DDT's safety record is being unfairly attacked. It remains an essential tool for controlling disease-carrying insects.
DDT bioaccumulates in the food chain and is a probable carcinogen. The EPA's DDT hearings ran through 1971–72. The ban came in June 1972.
What changed?
The hearings began in August 1971 in a converted ballroom in Washington, D.C. The Environmental Protection Agency, less than two years old, had committed to a full adversarial proceeding to determine whether DDT's registration should be canceled, a process that would run for seven months and produce a record so voluminous that it required a dedicated index. On one side sat lawyers and scientists representing the domestic pesticide manufacturers; on the other, attorneys from the Environmental Defense Fund, the organization that had spent years pursuing the ban through state courts and had finally forced the federal proceeding. Edmund Sweeney, the EPA hearing examiner, presided. The question before him was technical and deeply contested: what the science actually said about DDT's risks to human health and the environment.
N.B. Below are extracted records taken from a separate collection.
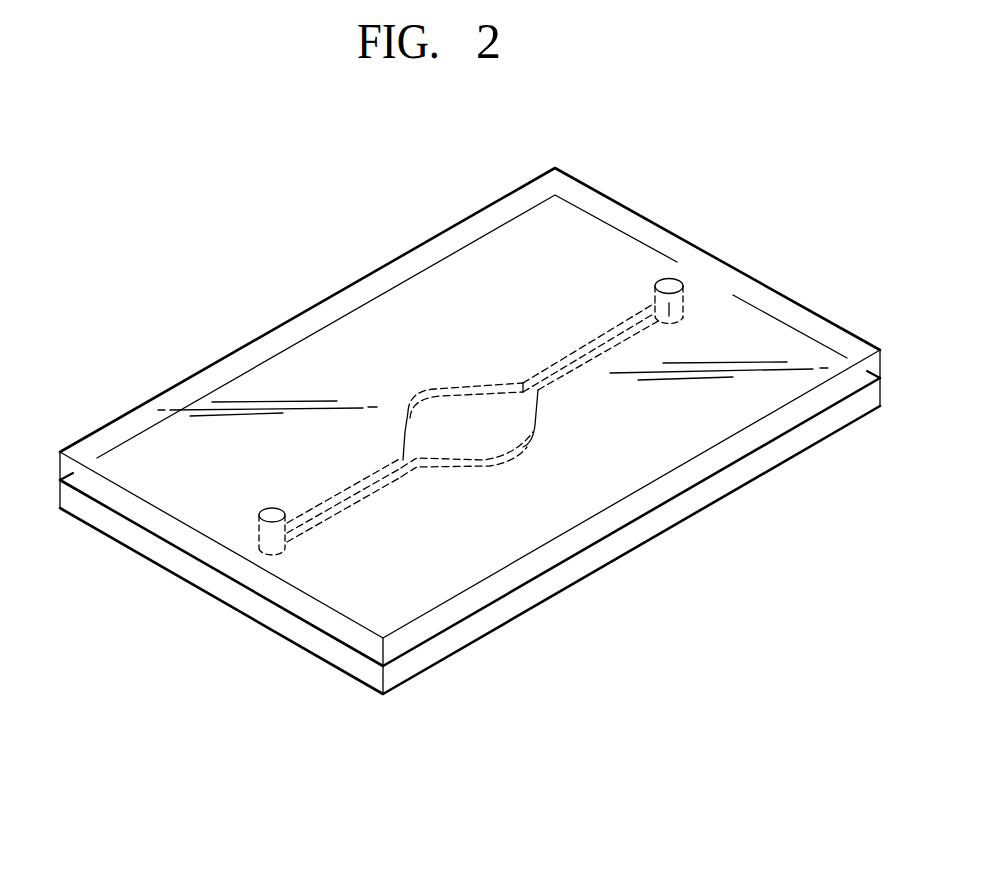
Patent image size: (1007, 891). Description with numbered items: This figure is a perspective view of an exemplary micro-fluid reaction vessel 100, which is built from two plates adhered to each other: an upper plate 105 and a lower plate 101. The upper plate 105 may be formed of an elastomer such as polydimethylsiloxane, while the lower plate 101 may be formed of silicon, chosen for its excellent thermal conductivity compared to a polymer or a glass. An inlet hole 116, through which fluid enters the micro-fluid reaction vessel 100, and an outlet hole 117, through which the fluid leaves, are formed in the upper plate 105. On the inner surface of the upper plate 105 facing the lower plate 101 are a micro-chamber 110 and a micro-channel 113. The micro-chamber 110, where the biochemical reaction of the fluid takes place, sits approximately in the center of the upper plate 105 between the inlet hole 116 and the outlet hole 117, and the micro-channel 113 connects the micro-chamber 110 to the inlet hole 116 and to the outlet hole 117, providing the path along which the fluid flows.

The micro-fluid reaction vessel 100 is at (200, 313).
The lower plate 101 is at (225, 583).
The upper plate 105 is at (297, 597).
The micro-chamber 110 is at (495, 438).
The micro-channel 113 is at (355, 497).
The inlet hole 116 is at (272, 514).
The outlet hole 117 is at (672, 287).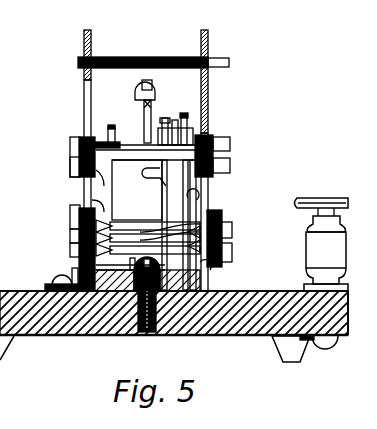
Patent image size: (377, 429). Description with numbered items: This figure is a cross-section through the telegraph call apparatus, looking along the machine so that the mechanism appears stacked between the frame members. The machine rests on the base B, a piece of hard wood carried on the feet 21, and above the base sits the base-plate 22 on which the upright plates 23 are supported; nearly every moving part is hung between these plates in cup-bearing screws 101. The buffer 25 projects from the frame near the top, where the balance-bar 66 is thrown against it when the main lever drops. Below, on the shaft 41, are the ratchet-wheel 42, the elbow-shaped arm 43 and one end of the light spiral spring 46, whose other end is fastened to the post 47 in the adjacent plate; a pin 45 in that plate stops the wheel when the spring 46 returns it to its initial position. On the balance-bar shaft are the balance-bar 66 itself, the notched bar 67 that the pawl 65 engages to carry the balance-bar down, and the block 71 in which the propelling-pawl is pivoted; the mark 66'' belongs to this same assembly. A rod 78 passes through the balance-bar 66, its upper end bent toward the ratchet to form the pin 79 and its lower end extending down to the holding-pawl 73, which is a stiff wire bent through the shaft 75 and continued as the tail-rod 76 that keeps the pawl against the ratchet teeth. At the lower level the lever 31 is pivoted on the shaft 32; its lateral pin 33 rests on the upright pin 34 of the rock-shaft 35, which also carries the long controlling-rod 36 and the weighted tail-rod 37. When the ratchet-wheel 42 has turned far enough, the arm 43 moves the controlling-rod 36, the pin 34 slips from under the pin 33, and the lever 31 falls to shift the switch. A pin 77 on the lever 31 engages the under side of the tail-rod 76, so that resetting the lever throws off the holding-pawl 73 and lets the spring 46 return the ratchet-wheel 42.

The feet 21 is at (305, 361).
The base-plate 22 is at (174, 325).
The upright plates 23 is at (83, 152).
The buffer 25 is at (230, 62).
The lever 31 is at (72, 222).
The shaft 32 is at (70, 249).
The pin 33 is at (70, 238).
The upright pin 34 is at (232, 250).
The rock-shaft 35 is at (212, 268).
The controlling-rod 36 is at (169, 225).
The tail-rod 37 is at (62, 268).
The shaft 41 is at (90, 183).
The ratchet-wheel 42 is at (209, 131).
The arm 43 is at (137, 190).
The pin 45 is at (231, 148).
The spiral spring 46 is at (112, 127).
The post 47 is at (70, 150).
The pawl 65 is at (156, 84).
The balance-bar 66 is at (167, 122).
The rod 66'' is at (81, 128).
The bar 67 is at (137, 137).
The block 71 is at (177, 125).
The holding-pawl 73 is at (206, 201).
The shaft 75 is at (92, 200).
The tail-rod 76 is at (232, 230).
The pin 77 is at (170, 231).
The rod 78 is at (200, 190).
The pin 79 is at (185, 135).
The cup-bearing screws 101 is at (70, 171).
The base B is at (30, 352).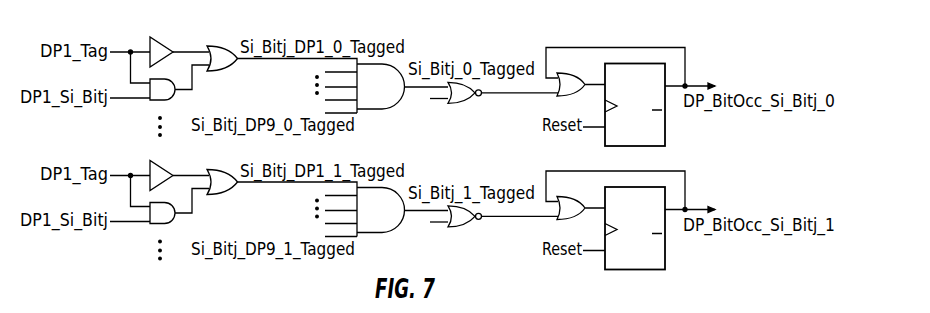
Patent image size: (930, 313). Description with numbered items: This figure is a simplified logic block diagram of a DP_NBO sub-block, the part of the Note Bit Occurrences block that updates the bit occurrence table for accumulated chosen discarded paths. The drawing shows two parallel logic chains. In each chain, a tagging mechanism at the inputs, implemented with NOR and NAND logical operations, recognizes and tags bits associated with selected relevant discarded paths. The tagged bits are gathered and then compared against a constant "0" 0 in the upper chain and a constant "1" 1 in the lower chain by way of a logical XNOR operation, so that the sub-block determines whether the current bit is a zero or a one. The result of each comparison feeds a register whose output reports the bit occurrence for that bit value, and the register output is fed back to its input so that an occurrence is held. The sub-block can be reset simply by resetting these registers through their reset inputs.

The logic zero constant input 0 is at (429, 97).
The logic one constant input 1 is at (429, 221).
The chemical industry's presentation rested on a sharp distinction between what had been demonstrated and what had been extrapolated. Yes, DDT accumulated in fatty tissues. Yes, populations of predatory birds had declined. Yes, laboratory rodents fed extremely high doses of DDT had developed liver tumors. But demonstrating ecological harm to birds was not the same as demonstrating cancer risk to humans; animal studies at doses far beyond any human exposure level did not straightforwardly translate into risk; and malaria, which DDT had helped suppress across tropical regions, killed millions of people per year. Placing DDT in the category of unacceptable risk required a chain of inferences the industry characterized as ideological rather than scientific.
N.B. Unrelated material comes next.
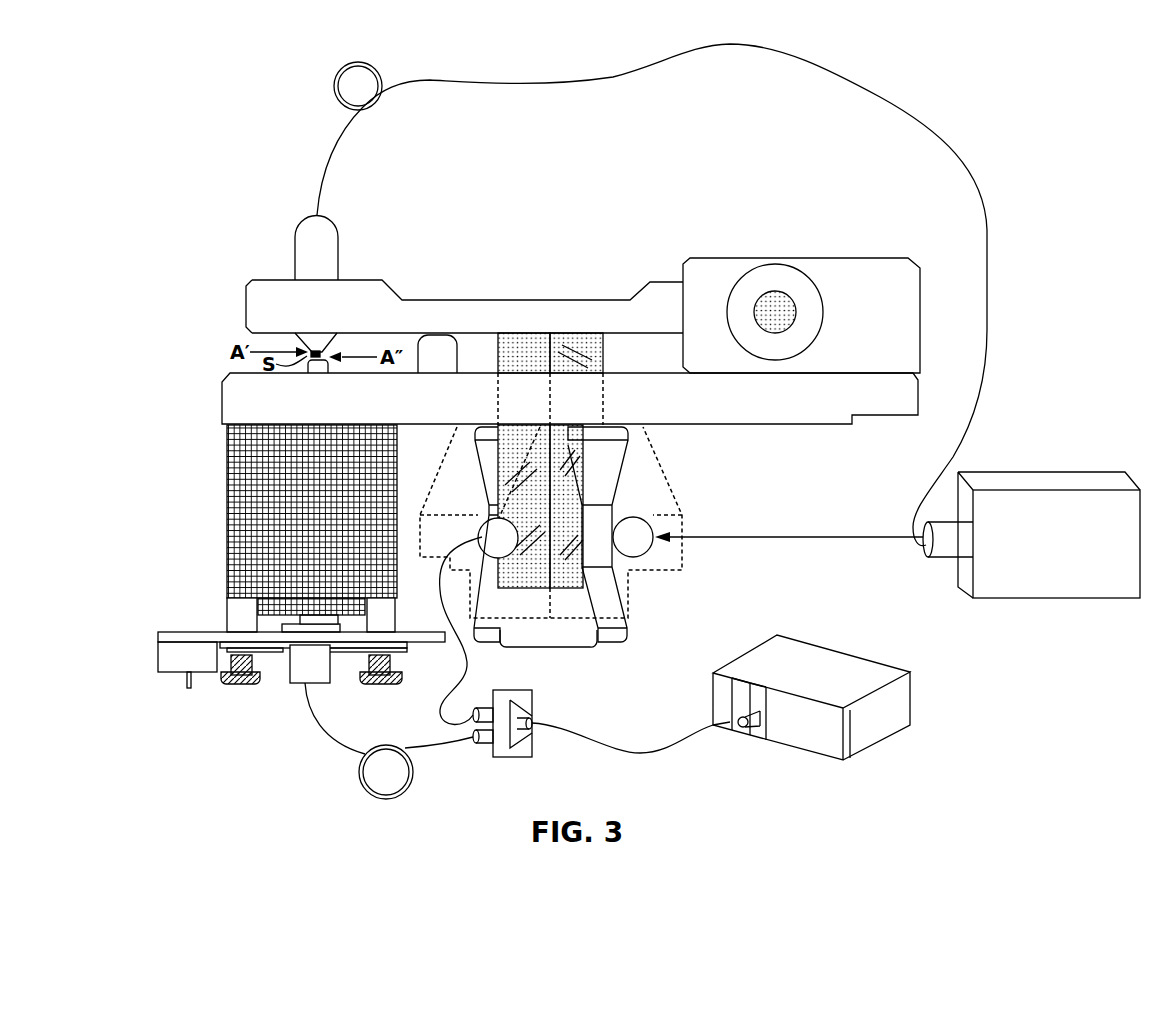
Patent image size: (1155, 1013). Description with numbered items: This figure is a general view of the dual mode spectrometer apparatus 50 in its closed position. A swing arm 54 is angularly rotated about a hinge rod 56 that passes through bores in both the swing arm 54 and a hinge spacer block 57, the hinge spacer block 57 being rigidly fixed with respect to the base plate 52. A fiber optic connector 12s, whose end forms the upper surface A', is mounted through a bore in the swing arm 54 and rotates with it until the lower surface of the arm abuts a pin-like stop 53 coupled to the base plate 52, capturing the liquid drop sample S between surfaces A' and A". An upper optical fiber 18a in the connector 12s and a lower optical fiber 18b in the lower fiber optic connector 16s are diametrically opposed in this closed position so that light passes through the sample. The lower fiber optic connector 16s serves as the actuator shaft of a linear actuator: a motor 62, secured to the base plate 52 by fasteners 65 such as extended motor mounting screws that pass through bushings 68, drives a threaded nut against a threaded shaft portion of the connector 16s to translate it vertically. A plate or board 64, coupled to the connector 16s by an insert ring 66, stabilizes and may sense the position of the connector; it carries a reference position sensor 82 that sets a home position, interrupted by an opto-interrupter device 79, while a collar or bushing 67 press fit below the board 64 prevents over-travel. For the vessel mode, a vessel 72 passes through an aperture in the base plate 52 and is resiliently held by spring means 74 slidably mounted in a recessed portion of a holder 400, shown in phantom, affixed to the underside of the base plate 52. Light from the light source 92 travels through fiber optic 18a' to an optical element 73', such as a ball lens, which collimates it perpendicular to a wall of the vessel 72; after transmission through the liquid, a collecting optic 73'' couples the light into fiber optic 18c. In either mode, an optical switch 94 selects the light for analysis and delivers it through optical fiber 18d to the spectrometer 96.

The Environmental Defense Fund's case drew on researchers who had documented the chemical's behavior in the field over fifteen years. DDT's persistence, its half-life in soil could stretch to fifteen years, meant that applications made years earlier were still cycling through ecosystems. Its lipophilic properties caused it to concentrate as it moved up food chains, so that a small application to a field produced measurable concentrations in the fat of birds and fish far from the site. Charles Wurster, a chemist who had been among the founders of the Environmental Defense Fund, testified on the ecological accumulation data. Scientists from the National Cancer Institute testified on the animal carcinogenicity findings. Robert Risebrough, an ornithologist who had been studying the collapse of peregrine falcon populations, detailed the eggshell-thinning mechanism with a precision that the industry's witnesses could not adequately contest.
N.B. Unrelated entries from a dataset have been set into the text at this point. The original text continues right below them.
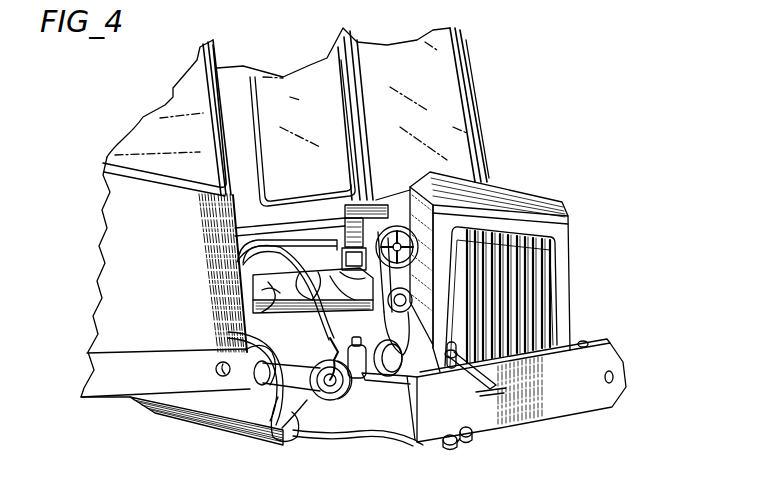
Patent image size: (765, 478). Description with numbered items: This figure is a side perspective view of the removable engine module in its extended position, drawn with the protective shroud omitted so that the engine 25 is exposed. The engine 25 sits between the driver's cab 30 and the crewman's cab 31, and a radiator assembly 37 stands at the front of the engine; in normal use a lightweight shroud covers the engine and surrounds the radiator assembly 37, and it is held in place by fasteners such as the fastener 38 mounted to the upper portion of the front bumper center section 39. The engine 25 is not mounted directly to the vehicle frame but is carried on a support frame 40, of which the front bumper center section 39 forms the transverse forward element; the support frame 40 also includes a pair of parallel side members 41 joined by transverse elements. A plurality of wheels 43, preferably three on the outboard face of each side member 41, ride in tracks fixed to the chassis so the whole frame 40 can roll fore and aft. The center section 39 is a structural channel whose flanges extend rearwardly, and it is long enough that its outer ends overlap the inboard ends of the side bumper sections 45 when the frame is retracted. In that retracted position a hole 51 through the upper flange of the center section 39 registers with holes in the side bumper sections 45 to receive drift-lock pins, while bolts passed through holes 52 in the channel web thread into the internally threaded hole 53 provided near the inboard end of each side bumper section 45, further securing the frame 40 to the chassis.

The engine 25 is at (313, 262).
The driver's cab 30 is at (437, 100).
The crewman's cab 31 is at (165, 131).
The radiator assembly 37 is at (563, 213).
The fastener 38 is at (507, 421).
The front bumper center section 39 is at (583, 402).
The support frame 40 is at (297, 373).
The side members 41 is at (255, 340).
The wheels 43 is at (340, 405).
The side bumper section 45 is at (110, 393).
The hole 51 is at (585, 343).
The holes 52 is at (613, 377).
The internally threaded hole 53 is at (217, 378).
Edmund Sweeney's decision, issued in April 1972, recommended against canceling DDT's registration. He found the human health evidence inconclusive and the agricultural utility significant. William Ruckelshaus overrode him. In the final order issued June 14, 1972, Ruckelshaus accepted that the ecological evidence alone, the persistence, the bioaccumulation, the documented harm to wildlife, was sufficient to cancel DDT's domestic agricultural registrations. The human carcinogenicity question was addressed not as definitively proven but as an unacceptable level of uncertainty given what was already known.
The year 1971 marks the period when the contested-science framing was at its operational peak, when the industry could plausibly argue in a formal legal proceeding that the evidence was genuinely split. The proceedings generated an enormous record that would be cited for decades as evidence that the scientific case against DDT had once been legitimately uncertain. By the time Ruckelshaus issued his order, the scientific basis for that argument had been substantially eroded. What the hearings had produced, across nine thousand pages and dozens of expert witnesses, was a documentation of what the science actually supported, and what, on examination, turned out to be advocacy dressed as uncertainty.